Após boas indicações deixadas ao serviço das equipas mais jovens do São Bernardo, foi em 2014 que Walterson chegou à equipa principal do “Tigre”, jogando em ambas as mãos da 1ª fase da Copa do Brasil entre São Bernardo e Paraná Clube - emblema que hoje disputa a primeira divisão do Brasileirão. Se na primeira mão Walterson ajudou em 28 minutos a equipa do São Bernardo a empatar o adversário a um golo, na segunda, Walterson jogou 20 minutos na derrota por 3-1 em casa do emblema de Curitiba.

Ainda à procura de experiência, e sem espaço na equipa principal do São Bernardo, Walterson acabou emprestado ao Guarani de Minas Gerais para o Campeonato Mineiro de 2015, participando em sete dos onze jogos da equipa na competição. "Era um campeonato difícil e foi muito bom para minha carreira. Lá eu joguei com o Fábio Júnior, que é um tipo sensacional e me ajudou bastante". Uma experiência que permitiu que Walterson, em 2016, já jogasse o campeonato paulista pelo São Bernardo, ajudando o clube a chegar aos quartos de final da competição, e tivesse mesmo convencido o Santos a dar-lhe uma oportunidade na Vila Belmiro, quem sabe, com vista à substituição de Gabigol que saíra para o Inter Milão.

“Joguei a maioria dos jogos como titular. Várias equipas da Série B do Campeonato Brasileiro vieram atrás de mim e também o Santos B. Optei pelo Santos por causa do projeto que nos ofereceram e a oportunidade de jogar pela equipa principal do clube”. No Santos, Walterson acabou por não ser feliz, regressando ao São Bernardo no ano seguinte, clube que o emprestou a Atlético Goianense, Figueirense, Santo André e São Bento nos meses e temporadas que se seguiram. Clubes instáveis e cujo contexto não favoreceu o avançado hoje ao serviço do Famalicão que nunca esqueceu o sonho de voltar a jogar a primeira divisão do futebol brasileiro como o fez em escassos minutos ao serviço do Santos.

"Estava bem adaptado ao clube, aos jogadores e à cidade. Era fantástico. Ficou um gostinho de quero mais. Consegui fazer um bom trabalho e agradei ao Dorival, que me ajudou muito com conselhos também. Infelizmente não deu para ficar”, recorda o jogador que a ESPN definiu como um driblador, um jogador veloz e de grande presença física. Características que têm permitido ao avançado de 23 anos fazer mossa na segunda liga portuguesa ao ponto de ao fim de nove jornadas decorridas - Walterson participou em oito delas - o avançado natural de São Gotardo ser o melhor marcador da competição.

As comparações com Carlos Vinícius são inevitáveis. Por esta altura, também a cumprir a primeira experiência na Europa depois de uma passagem algo anónima pelo futebol brasileiro - e Walterson até chega bem mais experiente a Portugal -, na temporada passada, Vinícius levava oito golos marcados pelo Real SC na segunda liga portuguesa que concluiu com 19 golos e como o segundo melhor marcador da competição.

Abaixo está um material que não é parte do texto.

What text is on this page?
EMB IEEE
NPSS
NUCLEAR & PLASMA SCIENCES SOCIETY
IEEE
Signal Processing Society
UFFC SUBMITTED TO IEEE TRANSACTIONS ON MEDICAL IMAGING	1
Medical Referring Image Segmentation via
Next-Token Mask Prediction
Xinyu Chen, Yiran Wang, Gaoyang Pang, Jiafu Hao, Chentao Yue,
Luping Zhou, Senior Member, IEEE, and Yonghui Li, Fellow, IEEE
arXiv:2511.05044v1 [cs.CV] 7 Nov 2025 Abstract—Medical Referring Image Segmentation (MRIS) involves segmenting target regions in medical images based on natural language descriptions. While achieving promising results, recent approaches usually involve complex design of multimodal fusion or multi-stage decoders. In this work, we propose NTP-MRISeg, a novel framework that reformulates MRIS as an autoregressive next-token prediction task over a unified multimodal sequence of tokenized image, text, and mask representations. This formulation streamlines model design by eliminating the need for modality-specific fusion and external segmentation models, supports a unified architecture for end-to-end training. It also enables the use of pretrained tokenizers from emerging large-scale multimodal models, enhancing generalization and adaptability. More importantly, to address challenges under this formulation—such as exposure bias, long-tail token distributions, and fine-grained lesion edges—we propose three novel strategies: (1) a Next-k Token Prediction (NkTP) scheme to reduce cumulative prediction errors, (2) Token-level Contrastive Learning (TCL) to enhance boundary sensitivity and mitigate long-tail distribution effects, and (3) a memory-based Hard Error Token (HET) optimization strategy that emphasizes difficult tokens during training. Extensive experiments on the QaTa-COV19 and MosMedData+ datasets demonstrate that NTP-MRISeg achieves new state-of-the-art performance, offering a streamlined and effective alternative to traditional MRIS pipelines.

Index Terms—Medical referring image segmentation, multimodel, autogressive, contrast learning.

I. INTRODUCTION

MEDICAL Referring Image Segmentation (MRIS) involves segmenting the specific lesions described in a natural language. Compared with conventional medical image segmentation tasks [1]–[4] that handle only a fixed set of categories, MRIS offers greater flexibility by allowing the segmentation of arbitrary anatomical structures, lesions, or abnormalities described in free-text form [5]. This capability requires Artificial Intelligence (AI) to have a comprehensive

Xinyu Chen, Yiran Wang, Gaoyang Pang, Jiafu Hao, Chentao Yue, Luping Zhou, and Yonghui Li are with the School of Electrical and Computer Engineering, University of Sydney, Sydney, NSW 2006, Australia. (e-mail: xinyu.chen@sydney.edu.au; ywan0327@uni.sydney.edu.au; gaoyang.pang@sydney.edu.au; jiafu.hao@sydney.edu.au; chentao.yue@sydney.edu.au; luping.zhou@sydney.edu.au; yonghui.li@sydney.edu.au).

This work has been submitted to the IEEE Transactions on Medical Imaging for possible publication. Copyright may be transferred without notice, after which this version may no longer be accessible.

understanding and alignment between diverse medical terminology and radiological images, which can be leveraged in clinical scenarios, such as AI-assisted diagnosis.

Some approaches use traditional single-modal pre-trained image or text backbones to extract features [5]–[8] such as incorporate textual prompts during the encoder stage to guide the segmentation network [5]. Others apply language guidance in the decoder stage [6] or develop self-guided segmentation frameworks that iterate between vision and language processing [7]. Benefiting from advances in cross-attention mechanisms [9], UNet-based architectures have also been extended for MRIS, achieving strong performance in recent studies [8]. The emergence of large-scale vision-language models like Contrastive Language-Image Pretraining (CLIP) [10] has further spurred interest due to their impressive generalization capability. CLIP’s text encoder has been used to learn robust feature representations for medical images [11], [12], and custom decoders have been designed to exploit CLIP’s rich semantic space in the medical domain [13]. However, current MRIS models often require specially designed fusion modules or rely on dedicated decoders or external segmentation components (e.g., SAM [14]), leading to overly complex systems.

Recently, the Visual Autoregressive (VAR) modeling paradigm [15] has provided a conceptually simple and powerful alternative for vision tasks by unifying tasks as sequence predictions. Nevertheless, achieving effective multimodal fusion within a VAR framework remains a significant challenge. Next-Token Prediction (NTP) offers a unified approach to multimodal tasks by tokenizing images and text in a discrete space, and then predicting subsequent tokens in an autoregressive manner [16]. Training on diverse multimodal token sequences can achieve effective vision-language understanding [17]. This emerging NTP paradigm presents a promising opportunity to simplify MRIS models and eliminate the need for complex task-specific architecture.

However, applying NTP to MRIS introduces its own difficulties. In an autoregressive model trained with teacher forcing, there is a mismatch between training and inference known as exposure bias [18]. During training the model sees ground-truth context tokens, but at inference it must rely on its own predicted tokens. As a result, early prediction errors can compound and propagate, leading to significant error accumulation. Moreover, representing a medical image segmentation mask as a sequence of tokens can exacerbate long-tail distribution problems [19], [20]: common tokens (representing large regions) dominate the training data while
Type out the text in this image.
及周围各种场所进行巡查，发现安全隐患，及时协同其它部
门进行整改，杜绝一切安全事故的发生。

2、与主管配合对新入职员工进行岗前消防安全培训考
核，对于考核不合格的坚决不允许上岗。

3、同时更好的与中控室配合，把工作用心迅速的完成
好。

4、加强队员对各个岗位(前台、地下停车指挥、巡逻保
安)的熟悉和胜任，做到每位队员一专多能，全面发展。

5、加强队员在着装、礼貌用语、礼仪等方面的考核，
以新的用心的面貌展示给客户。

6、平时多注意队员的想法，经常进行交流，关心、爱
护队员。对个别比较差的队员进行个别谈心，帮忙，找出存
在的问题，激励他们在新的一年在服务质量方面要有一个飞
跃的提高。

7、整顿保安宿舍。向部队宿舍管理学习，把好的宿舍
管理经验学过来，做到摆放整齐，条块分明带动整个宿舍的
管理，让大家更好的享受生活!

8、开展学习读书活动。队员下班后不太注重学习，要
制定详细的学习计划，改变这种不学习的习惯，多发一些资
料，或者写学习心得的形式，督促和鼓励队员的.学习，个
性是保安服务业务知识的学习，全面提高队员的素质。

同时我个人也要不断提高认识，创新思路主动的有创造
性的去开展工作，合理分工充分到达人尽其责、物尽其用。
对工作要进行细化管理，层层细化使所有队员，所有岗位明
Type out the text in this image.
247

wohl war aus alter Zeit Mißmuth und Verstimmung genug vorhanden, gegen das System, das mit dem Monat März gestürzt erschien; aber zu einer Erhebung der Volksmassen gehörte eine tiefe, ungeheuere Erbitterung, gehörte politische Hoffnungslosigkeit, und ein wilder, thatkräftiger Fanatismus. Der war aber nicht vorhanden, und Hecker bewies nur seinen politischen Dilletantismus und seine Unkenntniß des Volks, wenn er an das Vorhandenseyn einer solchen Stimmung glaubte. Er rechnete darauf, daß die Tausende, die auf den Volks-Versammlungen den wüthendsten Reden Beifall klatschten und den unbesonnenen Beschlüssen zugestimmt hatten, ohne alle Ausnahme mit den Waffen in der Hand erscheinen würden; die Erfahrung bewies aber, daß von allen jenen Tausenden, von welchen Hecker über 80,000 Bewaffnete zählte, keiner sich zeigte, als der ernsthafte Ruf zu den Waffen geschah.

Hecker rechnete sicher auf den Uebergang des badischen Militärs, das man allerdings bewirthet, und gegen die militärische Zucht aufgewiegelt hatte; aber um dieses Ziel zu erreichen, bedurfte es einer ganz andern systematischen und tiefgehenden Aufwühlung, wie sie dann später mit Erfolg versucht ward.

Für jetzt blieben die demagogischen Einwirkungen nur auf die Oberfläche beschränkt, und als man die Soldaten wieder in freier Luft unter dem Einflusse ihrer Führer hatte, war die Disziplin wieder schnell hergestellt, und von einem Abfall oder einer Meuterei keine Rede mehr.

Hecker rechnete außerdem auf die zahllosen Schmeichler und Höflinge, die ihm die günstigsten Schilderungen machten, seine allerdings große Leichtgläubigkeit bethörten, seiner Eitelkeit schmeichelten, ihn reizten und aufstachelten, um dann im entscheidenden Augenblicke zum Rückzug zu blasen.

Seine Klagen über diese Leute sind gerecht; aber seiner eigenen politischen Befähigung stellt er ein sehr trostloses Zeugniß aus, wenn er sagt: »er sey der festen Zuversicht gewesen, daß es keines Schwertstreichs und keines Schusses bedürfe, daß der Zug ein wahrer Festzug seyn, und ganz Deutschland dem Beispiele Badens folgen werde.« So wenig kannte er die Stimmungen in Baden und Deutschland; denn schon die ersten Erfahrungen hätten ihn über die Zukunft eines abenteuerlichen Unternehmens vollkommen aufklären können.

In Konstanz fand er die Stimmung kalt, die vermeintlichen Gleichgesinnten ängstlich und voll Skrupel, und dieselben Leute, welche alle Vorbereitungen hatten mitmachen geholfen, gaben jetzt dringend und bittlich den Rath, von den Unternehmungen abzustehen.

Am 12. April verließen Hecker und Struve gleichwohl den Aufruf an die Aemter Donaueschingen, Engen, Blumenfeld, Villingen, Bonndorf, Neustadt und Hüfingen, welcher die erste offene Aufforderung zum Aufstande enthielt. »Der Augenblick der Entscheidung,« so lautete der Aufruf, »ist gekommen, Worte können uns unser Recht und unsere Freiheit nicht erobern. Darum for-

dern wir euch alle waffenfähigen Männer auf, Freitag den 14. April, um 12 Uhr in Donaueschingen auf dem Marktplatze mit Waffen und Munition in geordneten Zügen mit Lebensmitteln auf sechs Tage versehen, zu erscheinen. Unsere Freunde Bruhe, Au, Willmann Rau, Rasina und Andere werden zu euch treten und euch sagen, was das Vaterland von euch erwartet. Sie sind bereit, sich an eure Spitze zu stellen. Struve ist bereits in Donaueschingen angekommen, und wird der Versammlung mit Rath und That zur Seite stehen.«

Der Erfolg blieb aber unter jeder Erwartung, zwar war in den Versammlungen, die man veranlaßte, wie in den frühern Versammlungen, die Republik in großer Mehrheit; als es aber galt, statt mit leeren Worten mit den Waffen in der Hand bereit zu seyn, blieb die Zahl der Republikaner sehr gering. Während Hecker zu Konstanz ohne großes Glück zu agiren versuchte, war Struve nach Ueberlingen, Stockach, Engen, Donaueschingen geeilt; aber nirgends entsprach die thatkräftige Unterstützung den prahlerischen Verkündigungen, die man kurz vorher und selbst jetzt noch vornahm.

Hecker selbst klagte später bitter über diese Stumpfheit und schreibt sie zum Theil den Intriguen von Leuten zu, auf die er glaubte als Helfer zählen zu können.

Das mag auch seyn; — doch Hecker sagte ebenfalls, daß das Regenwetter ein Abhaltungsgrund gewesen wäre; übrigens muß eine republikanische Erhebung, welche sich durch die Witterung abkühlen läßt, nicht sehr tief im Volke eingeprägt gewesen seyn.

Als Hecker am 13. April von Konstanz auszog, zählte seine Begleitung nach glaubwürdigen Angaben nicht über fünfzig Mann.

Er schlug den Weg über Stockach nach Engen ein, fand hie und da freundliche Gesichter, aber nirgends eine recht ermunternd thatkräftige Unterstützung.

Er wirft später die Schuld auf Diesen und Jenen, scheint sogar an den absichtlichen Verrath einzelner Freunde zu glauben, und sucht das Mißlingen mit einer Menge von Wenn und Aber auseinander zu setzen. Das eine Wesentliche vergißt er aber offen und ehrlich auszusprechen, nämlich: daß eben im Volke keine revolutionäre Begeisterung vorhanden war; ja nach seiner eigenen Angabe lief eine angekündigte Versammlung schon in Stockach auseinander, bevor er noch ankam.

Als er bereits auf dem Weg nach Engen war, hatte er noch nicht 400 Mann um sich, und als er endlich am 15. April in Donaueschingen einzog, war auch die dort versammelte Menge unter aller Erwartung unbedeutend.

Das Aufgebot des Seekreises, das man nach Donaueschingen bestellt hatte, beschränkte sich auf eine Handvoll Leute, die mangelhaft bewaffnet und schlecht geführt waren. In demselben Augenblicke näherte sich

Números que lhe valeram uma transferência para o SSC Nápoles e consequente empréstimo ao Rio Ave onde, esta época, leva já oito golos em nove jogos.

Uma ascensão impressionante e na qual Walterson certamente se poderá inspirar. Aos 23 anos, o caminho é ainda longo para o avançado do FC Famalicão e finalmente num contexto estável e altamente promissor, num dos clubes que maior futuro do futebol português, Walterson vai confirmando todo o potencial que o dia lhe permitiu pisar o mesmo relvado, sob as mesmas cores, do Rei Pelé. Longe vão os tempos a assentar tijolo, Walterson.